Elegía para un gentilhombre / Elegy for a gentleman
(On the death of Joaquín Rodrigo. Article published in the newspaper El País. Madrid, July 7, 1999)
With the death of Joaquín Rodrigo -news that this same newspaper gives me, along with the request for a few lines about his figure-, Spanish and universal music loses one of the most distinguished and singular artists of the 20th century. Beyond the common place that could hide behind this outburst, what now matters is the emotion at the proximity of the death of a loved and admired artist, the awe at the void, impossible to fill, that his absence will leave between us, the original and arcane incomprehension before a phenomenon -death- as inexplicable as unfair.
But the stupor and rebellion against the inevitable must not cloud or hinder the hurried and, therefore, perhaps clumsy assessment of the artist and his work. And the first thing that is especially revealing about his figure and his aesthetic position is perhaps the curious fact that his dates of birth and death (1901-1999) have placed him in a privileged position with respect to the century that almost saw his birth and it has almost seen his death: without a doubt, the most agitated, capricious and bizarre century that the History of Art has known, that of ruptures, vertiginous changes and multiple aesthetic schizophrenias. But what would have made the delight of any artist at any time, in the 20th century it has also been the raison d'être of misunderstanding, intolerance, cruelty and contempt, underlying the adoption of the most radical positions, towards those who have not known or have not wanted to share them.

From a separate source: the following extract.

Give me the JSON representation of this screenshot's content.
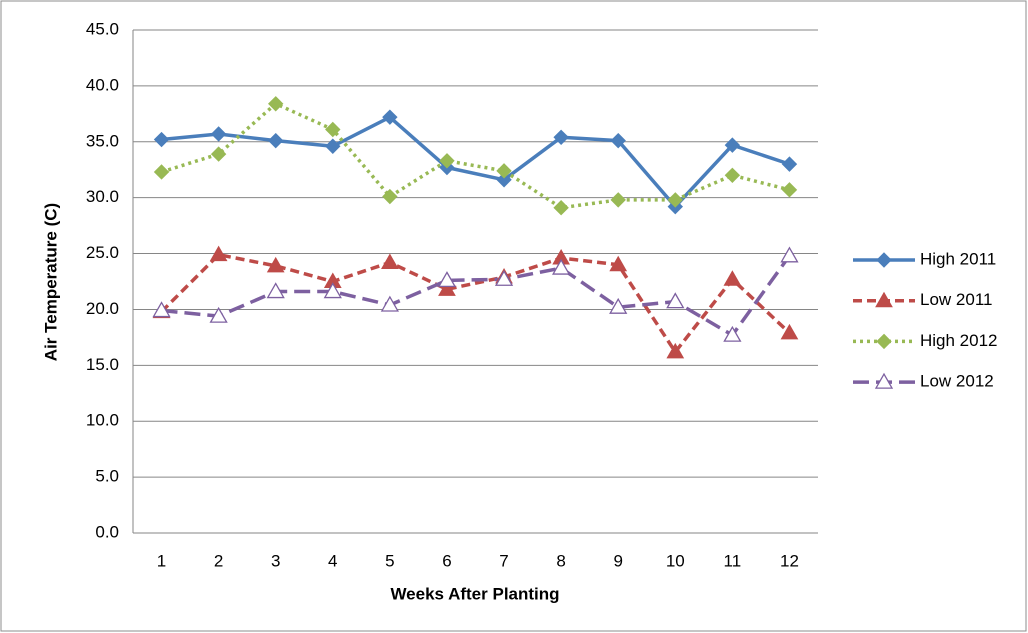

All of this, which has happened with particular virulence since the emergence of the avant-garde after the Second World War, only to crash into a crisis in recent years, has prevented the work of those artists who, in abundant number, have remained in an aesthetic line more directly heir to tradition, instead of opting for an active militancy in ground-breaking and experimentalist positions. That this inflation of transcendence has been especially harmful is clearly proven, at least for me, by the fact that figures such as Britten or Henze, to name just two composers extraordinarily represented in the current Madrid opera season, have been relegated in the assessment of the criticism, history and contemporary musicology, although they have always enjoyed widespread public favor.
Joaquín Rodrigo's music would fit fully into that aesthetic world, as it is difficult to specify how much is traditional and current in it, how symbiotically related both worlds are. In that sense, he is undoubtedly the Spanish composer most clearly committed to the past; and remember that this, which could seem like a boutade, was initially a markedly avant-garde position in the second decade of our century, at the hands of two composers as little suspected of being retrograde as Stravinsky in 1919 (Pulcinella) and Falla in 1922 (Master Peter’s puppet show). This avant-garde approach to tradition would reach its climax among us with the musicians of the Generation of 27, among whom Rodrigo should be placed due to his age, although his wide-ranging musical production cannot be considered until 1930. Chronologically between nationalism that has already perished and atonality that is still expanding, Rodrigo is one of those lucky composers who finds a personal and suggestive aesthetic and sound universe at a very young age in which they decide to stay and investigate for some time. The period can be a few years... or last a lifetime, as is his case.
The music of Joaquín Rodrigo constitutes one of those artistic productions that reveal in a surprisingly clear way the thought and obsessions of its author. It seems to me that, after the brilliant success of the Concierto de Aranjuez, with its immense popularity and its rapid international diffusion, Rodrigo immersed himself in delving into the reasons for all this, exploring the path opened by his masterpiece to the last corner. and producing an abundant quantity of music that, without ceasing to turn on itself, is always brilliant and effective. Which, in a certain way, would confirm the thesis that the artist writes a single work throughout his life, and of which his catalogue, as abundant as it may be, is nothing more than a list of the many ways and points of view in which the author has placed himself to try to reach, without ever achieving it, the ideal work to which he aspires, from which he is getting closer and closer and, however, moves away a little further with each attempt. Not succumbing to the effort, and continuing to write music until almost one hundred years old, is, above all, to give meaning to a life dedicated to creation and, with it, ridicule the ominous voices that have predicted for long time the end of Art.